«Нет эквивалентности — не должно быть и торгового соглашения»

2024 / Январь 31

Максим Медведков — о том, действительно ли важны и нужны договоренности о свободной торговле

О практике заключения договоров о свободной торговле между странами, выгодах и проигрышах, которые они приносят национальным экономикам, и о необходимости рационального подхода к заключению ССТ в колонке для «Ъ» рассуждает советник Центра экспертизы по вопросам ВТО, главный переговорщик при присоединении РФ к ВТО Максим Медведков.

Более чем тысячу лет назад Россия заключила свое первое международное торговое соглашение о таможенных пошлинах — в торговле с Византией. Сейчас у нас десятки таких соглашений, самое большое по числу участников — соглашение ВТО, самое динамичное — соглашение о ЕАЭС. Каждое из них играет свою роль в поддержке экономического развития — собственно, для этого торговые соглашения и заключаются. Но роль некоторых из них особенно велика — это соглашения о свободной торговле (ССТ).

ССТ — это дву- или многосторонние договоры, в соответствии с которыми в торговле между их участниками снижаются таможенные пошлины и другие торговые барьеры.

ВТО на определенных условиях разрешает своим членам подписывать такие документы, несмотря на то что формально они нарушают принцип недискриминации — их стороны могут предоставлять друг другу более выгодные условия доступа на рынок, чем другим членам организации. Исторически ССТ имеют региональный характер, их цель — содействовать развитию двусторонней торговли и расширению взаимного участия компаний в цепочках добавленной стоимости.
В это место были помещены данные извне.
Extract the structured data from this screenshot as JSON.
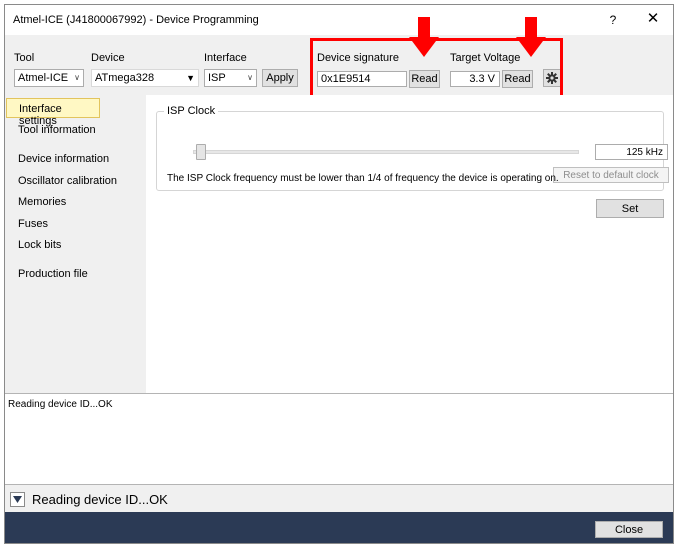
{
  "window": {
    "title": "Atmel-ICE (J41800067992) - Device Programming",
    "help_glyph": "?",
    "close_glyph": "✕"
  },
  "toolbar": {
    "tool_label": "Tool",
    "tool_value": "Atmel-ICE",
    "device_label": "Device",
    "device_value": "ATmega328",
    "interface_label": "Interface",
    "interface_value": "ISP",
    "apply_label": "Apply",
    "signature_label": "Device signature",
    "signature_value": "0x1E9514",
    "signature_read_label": "Read",
    "voltage_label": "Target Voltage",
    "voltage_value": "3.3 V",
    "voltage_read_label": "Read",
    "settings_icon": "gear-icon"
  },
  "sidebar": {
    "items": [
      {
        "label": "Interface settings",
        "active": true
      },
      {
        "label": "Tool information",
        "active": false
      },
      {
        "label": "Device information",
        "active": false
      },
      {
        "label": "Oscillator calibration",
        "active": false
      },
      {
        "label": "Memories",
        "active": false
      },
      {
        "label": "Fuses",
        "active": false
      },
      {
        "label": "Lock bits",
        "active": false
      },
      {
        "label": "Production file",
        "active": false
      }
    ]
  },
  "isp": {
    "group_title": "ISP Clock",
    "clock_value": "125 kHz",
    "slider_level": 0.02,
    "reset_label": "Reset to default clock",
    "info_text": "The ISP Clock frequency must be lower than 1/4 of frequency the device is operating on.",
    "set_label": "Set"
  },
  "log": {
    "text": "Reading device ID...OK"
  },
  "status": {
    "text": "Reading device ID...OK",
    "toggle_icon": "chevron-down-icon"
  },
  "footer": {
    "close_label": "Close"
  },
  "colors": {
    "annotation": "#ff0000",
    "footer_bg": "#2b3a55",
    "active_nav_bg": "#fff8c4"
  }
}
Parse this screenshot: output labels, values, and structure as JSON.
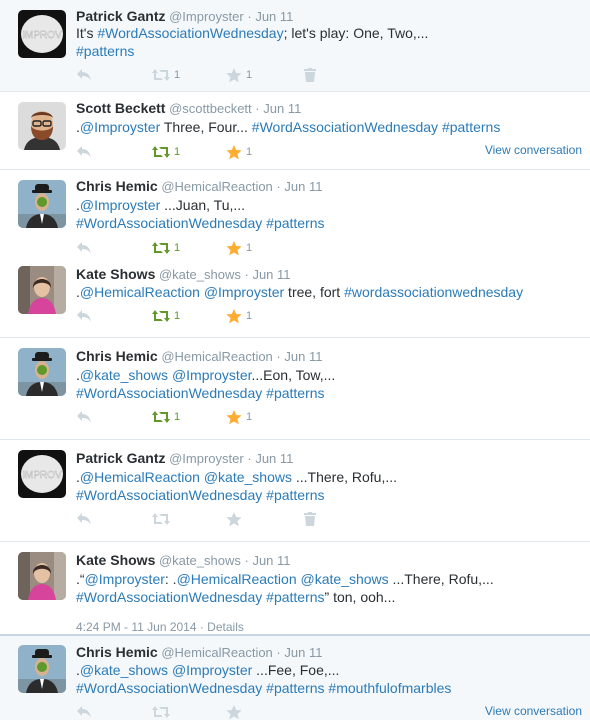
{
  "tweets": [
    {
      "name": "Patrick Gantz",
      "handle": "@Improyster",
      "time": "Jun 11",
      "text_parts": [
        "It's ",
        "#WordAssociationWednesday",
        "; let's play: One, Two,..."
      ],
      "text_line2": [
        "#patterns"
      ],
      "retweets": "1",
      "favorites": "1",
      "avatar": "improv-pill"
    },
    {
      "name": "Scott Beckett",
      "handle": "@scottbeckett",
      "time": "Jun 11",
      "text_parts": [
        ".",
        "@Improyster",
        " Three, Four... ",
        "#WordAssociationWednesday",
        " ",
        "#patterns"
      ],
      "retweets": "1",
      "favorites": "1",
      "view": "View conversation",
      "avatar": "bearded-man"
    },
    {
      "name": "Chris Hemic",
      "handle": "@HemicalReaction",
      "time": "Jun 11",
      "text_parts": [
        ".",
        "@Improyster",
        " ...Juan, Tu,..."
      ],
      "text_line2": [
        "#WordAssociationWednesday",
        " ",
        "#patterns"
      ],
      "retweets": "1",
      "favorites": "1",
      "avatar": "bowler-hat-man"
    },
    {
      "name": "Kate Shows",
      "handle": "@kate_shows",
      "time": "Jun 11",
      "text_parts": [
        ".",
        "@HemicalReaction",
        " ",
        "@Improyster",
        " tree, fort ",
        "#wordassociationwednesday"
      ],
      "retweets": "1",
      "favorites": "1",
      "avatar": "woman-pink-jacket"
    },
    {
      "name": "Chris Hemic",
      "handle": "@HemicalReaction",
      "time": "Jun 11",
      "text_parts": [
        ".",
        "@kate_shows",
        " ",
        "@Improyster",
        "...Eon, Tow,..."
      ],
      "text_line2": [
        "#WordAssociationWednesday",
        " ",
        "#patterns"
      ],
      "retweets": "1",
      "favorites": "1",
      "avatar": "bowler-hat-man"
    },
    {
      "name": "Patrick Gantz",
      "handle": "@Improyster",
      "time": "Jun 11",
      "text_parts": [
        ".",
        "@HemicalReaction",
        " ",
        "@kate_shows",
        " ...There, Rofu,..."
      ],
      "text_line2": [
        "#WordAssociationWednesday",
        " ",
        "#patterns"
      ],
      "avatar": "improv-pill"
    },
    {
      "name": "Kate Shows",
      "handle": "@kate_shows",
      "time": "Jun 11",
      "text_parts": [
        ".“",
        "@Improyster",
        ": .",
        "@HemicalReaction",
        " ",
        "@kate_shows",
        " ...There, Rofu,..."
      ],
      "text_line2": [
        "#WordAssociationWednesday",
        " ",
        "#patterns",
        "” ton, ooh..."
      ],
      "detail": "4:24 PM - 11 Jun 2014 · Details",
      "avatar": "woman-pink-jacket"
    },
    {
      "name": "Chris Hemic",
      "handle": "@HemicalReaction",
      "time": "Jun 11",
      "text_parts": [
        ".",
        "@kate_shows",
        " ",
        "@Improyster",
        " ...Fee, Foe,..."
      ],
      "text_line2": [
        "#WordAssociationWednesday",
        " ",
        "#patterns",
        " ",
        "#mouthfulofmarbles"
      ],
      "view": "View conversation",
      "avatar": "bowler-hat-man"
    }
  ],
  "avatar_texts": {
    "improv": "IMPROV"
  },
  "colors": {
    "link": "#2b7bb9",
    "retweet_active": "#609928",
    "favorite_active": "#ffac33",
    "icon_inactive": "#ccd6dd",
    "meta": "#8899a6"
  },
  "separator": "·"
}
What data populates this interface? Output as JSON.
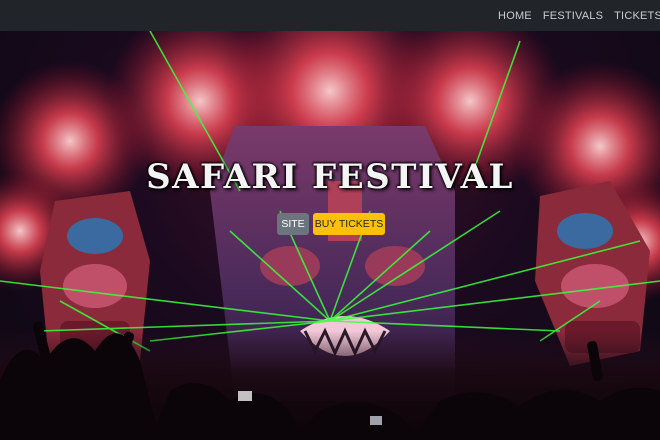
{
  "nav": {
    "items": [
      "HOME",
      "FESTIVALS",
      "TICKETS"
    ]
  },
  "hero": {
    "title": "SAFARI FESTIVAL",
    "site_button": "SITE",
    "buy_button": "BUY TICKETS"
  },
  "colors": {
    "navbar": "#212529",
    "site_button": "#6c757d",
    "buy_button": "#ffc107",
    "laser": "#39ff3a",
    "fireworks": "#ff4a5a"
  }
}
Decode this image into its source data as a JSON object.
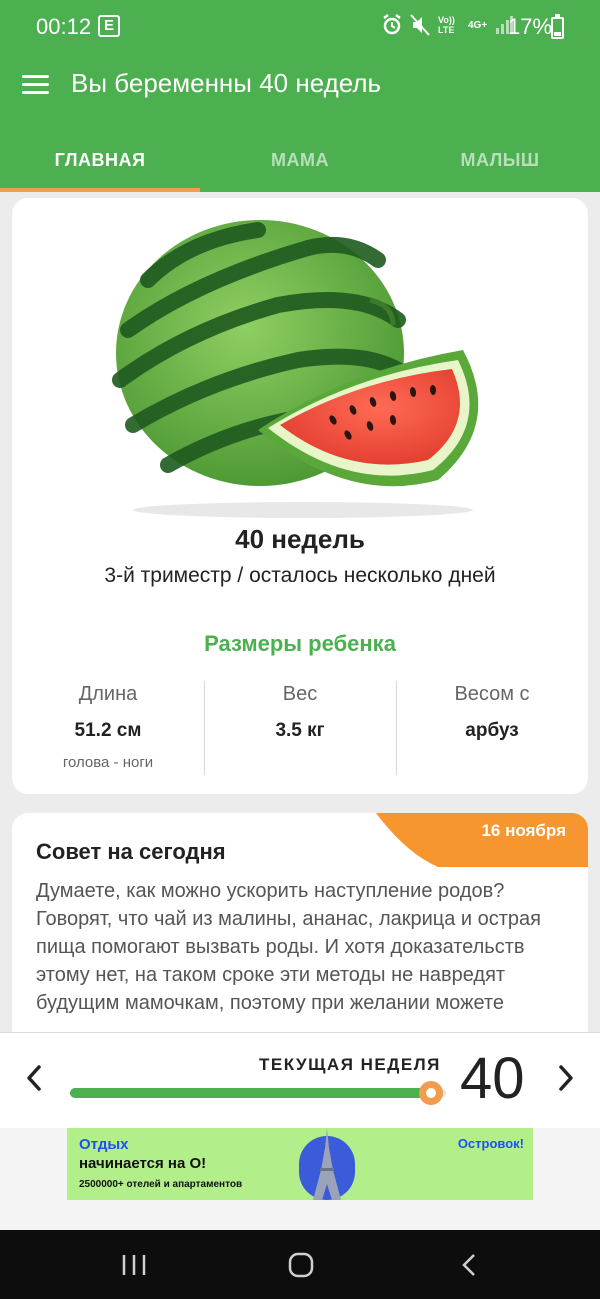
{
  "status": {
    "time": "00:12",
    "notif_letter": "E",
    "net_labels": [
      "Vo)) LTE",
      "4G+"
    ],
    "battery": "17%"
  },
  "appbar": {
    "title": "Вы беременны 40 недель"
  },
  "tabs": [
    {
      "label": "ГЛАВНАЯ",
      "active": true
    },
    {
      "label": "МАМА",
      "active": false
    },
    {
      "label": "МАЛЫШ",
      "active": false
    }
  ],
  "week_card": {
    "image": "watermelon",
    "title": "40 недель",
    "subtitle": "3-й триместр / осталось несколько дней",
    "sizes_title": "Размеры ребенка",
    "stats": [
      {
        "label": "Длина",
        "value": "51.2 см",
        "note": "голова - ноги"
      },
      {
        "label": "Вес",
        "value": "3.5 кг"
      },
      {
        "label": "Весом с",
        "value": "арбуз"
      }
    ]
  },
  "tip": {
    "date": "16 ноября",
    "title": "Совет на сегодня",
    "text": "Думаете, как можно ускорить наступление родов? Говорят, что чай из малины, ананас, лакрица и острая пища помогают вызвать роды. И хотя доказательств этому нет, на таком сроке эти методы не навредят будущим мамочкам, поэтому при желании можете"
  },
  "week_selector": {
    "label": "ТЕКУЩАЯ НЕДЕЛЯ",
    "week": "40",
    "progress": 0.96
  },
  "ad": {
    "line1": "Отдых",
    "line2": "начинается на О!",
    "line3": "2500000+ отелей и апартаментов",
    "brand": "Островок!"
  },
  "colors": {
    "primary": "#4caf50",
    "accent": "#f39c4f",
    "ad_bg": "#b2ef8a"
  }
}
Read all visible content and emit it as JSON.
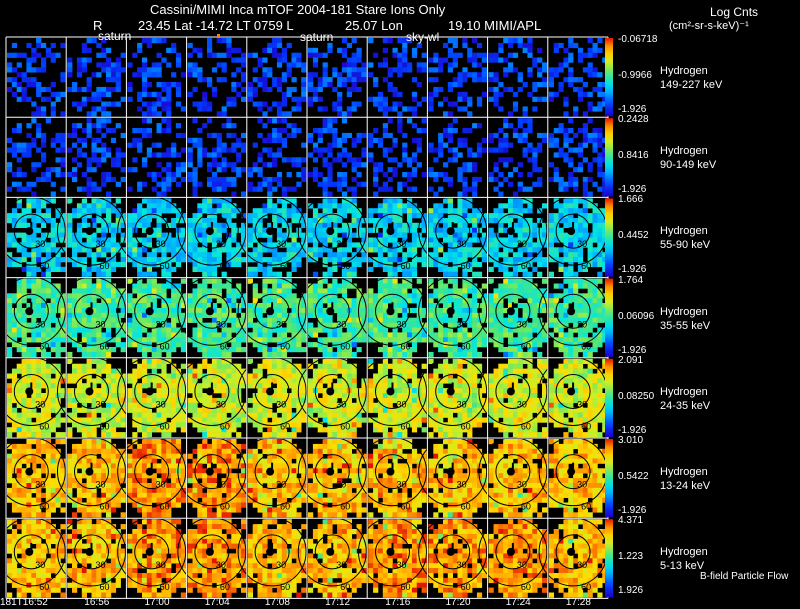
{
  "header": {
    "line1": "Cassini/MIMI Inca mTOF  2004-181   Stare    Ions Only",
    "r_label": "R",
    "position": "23.45 Lat -14.72 LT 0759 L",
    "lon": "25.07 Lon",
    "mimi": "19.10  MIMI/APL",
    "targets": [
      "saturn",
      "saturn",
      "sky-wl"
    ]
  },
  "units": {
    "line1": "Log Cnts",
    "line2": "(cm²-sr-s-keV)⁻¹"
  },
  "rows": [
    {
      "species": "Hydrogen",
      "energy": "149-227 keV",
      "cb_top": "-0.06718",
      "cb_mid": "-0.9966",
      "cb_bot": "-1.926",
      "palette": "blue"
    },
    {
      "species": "Hydrogen",
      "energy": "90-149 keV",
      "cb_top": "0.2428",
      "cb_mid": "0.8416",
      "cb_bot": "-1.926",
      "palette": "blue"
    },
    {
      "species": "Hydrogen",
      "energy": "55-90 keV",
      "cb_top": "1.666",
      "cb_mid": "0.4452",
      "cb_bot": "-1.926",
      "palette": "cyan"
    },
    {
      "species": "Hydrogen",
      "energy": "35-55 keV",
      "cb_top": "1.764",
      "cb_mid": "0.06096",
      "cb_bot": "-1.926",
      "palette": "green"
    },
    {
      "species": "Hydrogen",
      "energy": "24-35 keV",
      "cb_top": "2.091",
      "cb_mid": "0.08250",
      "cb_bot": "-1.926",
      "palette": "yellow"
    },
    {
      "species": "Hydrogen",
      "energy": "13-24 keV",
      "cb_top": "3.010",
      "cb_mid": "0.5422",
      "cb_bot": "-1.926",
      "palette": "orange"
    },
    {
      "species": "Hydrogen",
      "energy": "5-13 keV",
      "cb_top": "4.371",
      "cb_mid": "1.223",
      "cb_bot": "1.926",
      "palette": "orange"
    }
  ],
  "ring_labels": [
    "30",
    "60"
  ],
  "times": [
    "181T16:52",
    "16:56",
    "17:00",
    "17:04",
    "17:08",
    "17:12",
    "17:16",
    "17:20",
    "17:24",
    "17:28"
  ],
  "footer": "B-field Particle Flow",
  "colors": {
    "background": "#000000",
    "grid": "#ffffff",
    "ring": "#000000"
  }
}
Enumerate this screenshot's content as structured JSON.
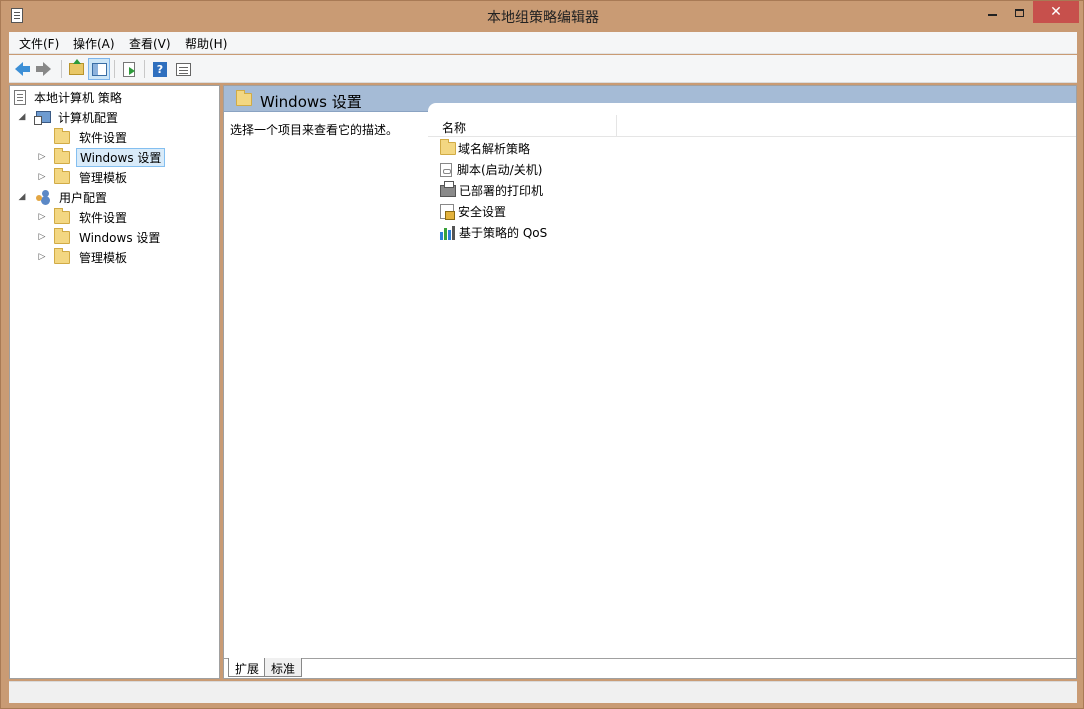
{
  "window": {
    "title": "本地组策略编辑器"
  },
  "menu": {
    "items": [
      "文件(F)",
      "操作(A)",
      "查看(V)",
      "帮助(H)"
    ]
  },
  "toolbar": {
    "buttons": [
      "back-icon",
      "forward-icon",
      "up-folder-icon",
      "show-hide-tree-icon",
      "export-list-icon",
      "help-icon",
      "properties-icon"
    ]
  },
  "tree": {
    "root": "本地计算机 策略",
    "computer_config": "计算机配置",
    "computer_children": [
      "软件设置",
      "Windows 设置",
      "管理模板"
    ],
    "user_config": "用户配置",
    "user_children": [
      "软件设置",
      "Windows 设置",
      "管理模板"
    ],
    "selected": "Windows 设置"
  },
  "right": {
    "header_title": "Windows 设置",
    "description": "选择一个项目来查看它的描述。",
    "column_name": "名称",
    "items": [
      "域名解析策略",
      "脚本(启动/关机)",
      "已部署的打印机",
      "安全设置",
      "基于策略的 QoS"
    ]
  },
  "tabs": [
    "扩展",
    "标准"
  ],
  "colors": {
    "frame": "#c99b74",
    "header": "#a5bbd6",
    "close": "#c7504c"
  }
}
На 1 января 2024 года в ВТО зарегистрировано 361 такое соглашение. «Джентельменский набор» аргументов в пользу ССТ стандартен для всех стран: они открывают новые рынки за счет отмены или существенного снижения пошлин, поощряют инвестиции, повышают предсказуемость экономических обменов. И так действительно бывает, но так бывает не всегда. Хотя некоторые экономисты продолжают утверждать, что отмена торговых барьеров является абсолютным благом для любой экономики, далеко не каждое ССТ оправдывает надежды. Многие создают эффект «перенаправления торговли», когда она перераспределяется от более эффективного поставщика к менее эффективному просто потому, что с товаров неэффективного не взимается пошлина. Торговля без пошлин вроде бы растет, но эффект от нее для экономики импортирующего государства не всегда положительный: в отсутствие конкуренции покупают то, что дешевле, а не то, что лучше.

Как и другие инструменты либерализации, ССТ могут иметь негативные макроэкономические последствия.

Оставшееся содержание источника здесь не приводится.